Something’s going wrong, and changing to different tensor shapes (defined above) also doesn’t help fix the generation of blank/noisy images.

I don’t know how to make Stable Diffusion 2.1 work with TensorRT, though it’s proved possible for other Stable Diffusion variants in AUTOMATIC1111/stable-diffusion-webui. Others reporting similar issues in stable-diffusion-webui#5503 have suggested:

Other Frustrations

Maybe the code above is partially in my control, but there are also other issues that have nothing to do with my code:

  • Licences: Text Generation Inference recently they came up with a new license which is more restrictive for newer versions. I can only use old releases (up to v0.9).
  • Lack of GPU support: GGML doesn’t currently support GPU inference, so I can’t use it if I want very low latency.
  • Quality: I’ve heard from peers that saw a big decrease in output quality vLLM. I’d like to explore this in future.

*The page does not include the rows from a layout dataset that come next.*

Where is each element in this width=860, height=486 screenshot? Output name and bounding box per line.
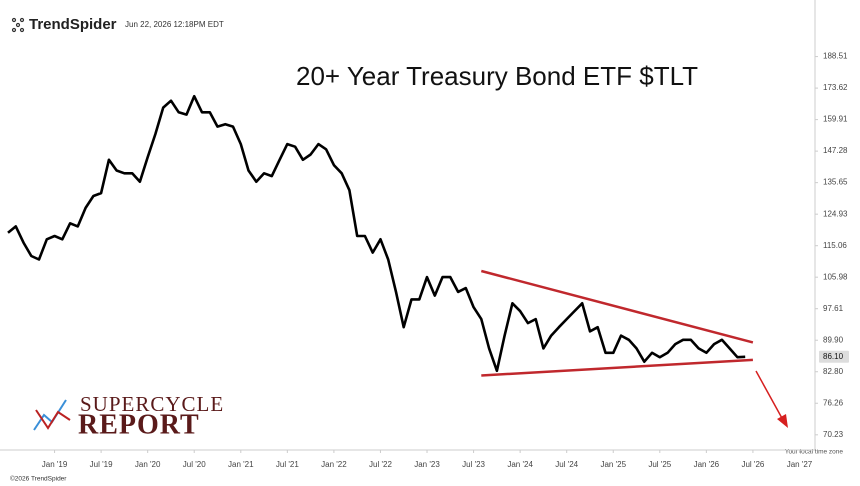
x-tick-label: Jul '21 (276, 460, 299, 469)
y-tick-label: 105.98 (823, 272, 848, 281)
x-tick-label: Jan '26 (694, 460, 720, 469)
trendline (480, 269, 754, 344)
x-tick-label: Jan '25 (600, 460, 626, 469)
y-tick-label: 147.28 (823, 146, 848, 155)
y-tick-label: 70.23 (823, 430, 844, 439)
x-tick-label: Jan '21 (228, 460, 254, 469)
y-tick-label: 82.80 (823, 367, 844, 376)
y-tick-label: 124.93 (823, 209, 848, 218)
brand: TrendSpider (29, 16, 117, 33)
x-tick-label: Jul '22 (369, 460, 392, 469)
watermark-icon (33, 399, 71, 431)
watermark-top: SUPERCYCLE (80, 392, 224, 416)
chart-title: 20+ Year Treasury Bond ETF $TLT (296, 61, 698, 91)
x-tick-label: Jan '23 (414, 460, 440, 469)
x-tick-label: Jan '27 (787, 460, 813, 469)
copyright: ©2026 TrendSpider (10, 475, 67, 483)
x-tick-label: Jul '26 (741, 460, 764, 469)
y-tick-label: 115.06 (823, 241, 847, 250)
x-tick-label: Jul '24 (555, 460, 578, 469)
x-tick-label: Jan '22 (321, 460, 347, 469)
y-tick-label: 135.65 (823, 178, 848, 187)
y-tick-label: 89.90 (823, 335, 844, 344)
timestamp: Jun 22, 2026 12:18PM EDT (125, 20, 224, 29)
y-tick-label: 173.62 (823, 83, 848, 92)
arrow-head (777, 414, 788, 428)
x-tick-label: Jan '19 (42, 460, 68, 469)
price-label: 86.10 (823, 352, 844, 361)
timezone-note: Your local time zone (785, 449, 844, 456)
trendline (481, 358, 753, 377)
x-tick-label: Jul '23 (462, 460, 485, 469)
x-tick-label: Jul '25 (648, 460, 671, 469)
x-tick-label: Jul '20 (183, 460, 206, 469)
y-tick-label: 76.26 (823, 398, 844, 407)
price-line (7, 94, 746, 373)
y-tick-label: 97.61 (823, 304, 844, 313)
watermark-bottom: REPORT (78, 409, 200, 440)
x-tick-label: Jan '24 (507, 460, 533, 469)
arrow-shaft (755, 370, 784, 421)
price-label-box (819, 350, 849, 363)
x-tick-label: Jul '19 (90, 460, 113, 469)
y-tick-label: 159.91 (823, 115, 848, 124)
x-tick-label: Jan '20 (135, 460, 161, 469)
y-tick-label: 188.51 (823, 52, 848, 61)
logo-icon (11, 17, 25, 33)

I’ve listed my recent errors and frustrations. I need more time to dig deeper and solve them, but if you think you can help please do reply in any of the issues linked above! By sharing my experiences and challenges, I hope this can spark lots of discussions and new ideas. Maybe you’ve faced something similar?

While the world likes showcasing the latest advancements and shiny results, it’s important to also acknowledge and address the underlying complexities that come with deploying & maintaining ML models. There’s a scarcity of documentation/resources for these problems in the ML community. As the field continues to rapidly evolve, there is a need for more in-depth discussions and solutions to these technical hurdles.